Can plants adapt from freshwater to brackish or do you need to buy plants that survive in brackish waters in the wild. I know they sell brackish water plants but is it really nessasary, or will FW plants adapt. I'm talking about plants like water sprite.


----------



## Fishboy93 (Jun 11, 2005)

Actually very few FW can adapt to BW. Java Fern is one of the few that will adapt. I would buy the brackish plants


----------



## DavidDoyle (Jan 18, 2005)

You need to get plants that will live in brackish. Many fw plants are very salt intolerant.
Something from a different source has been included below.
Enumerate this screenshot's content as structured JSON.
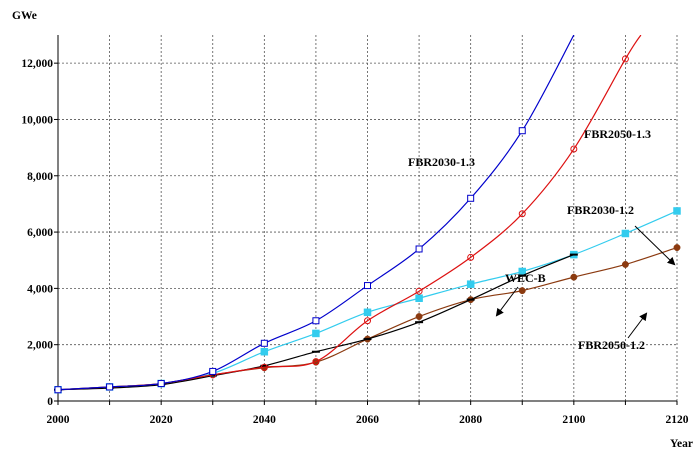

Those that can work in brackish include:

Aponogeton crispus 
Bacopa monnieri 
Cladophora aegagropila 
Crinum calamistratum 
Crinum natans 
Crinum thaianum 
Cryptocoryne pontederiifolia 
Cryptocoryne wendtii 'Mi Oya'
Glossostigma elatinoides 
Lilaeopsis brasiliensis 
Lilaeopsis macloviana 
Lilaeopsis novae-zelandiae 
Microsorum pteropus ''Narrow''
Microsorum pteropus ''Undulata''
Microsorum pteropus ''Philippine''
Microsorum pteropus ''Red''
Nymphaea lotus (zenkeri)
Samolus valerandi 
Shinnersia rivularis 
Spathiphyllum wallisii 
Vesicularia dubyana


----------



## awesome kid (Jun 10, 2005)

be careful, most will only survive with an sg less than .05, it would have to be a low brackish if you want plants


----------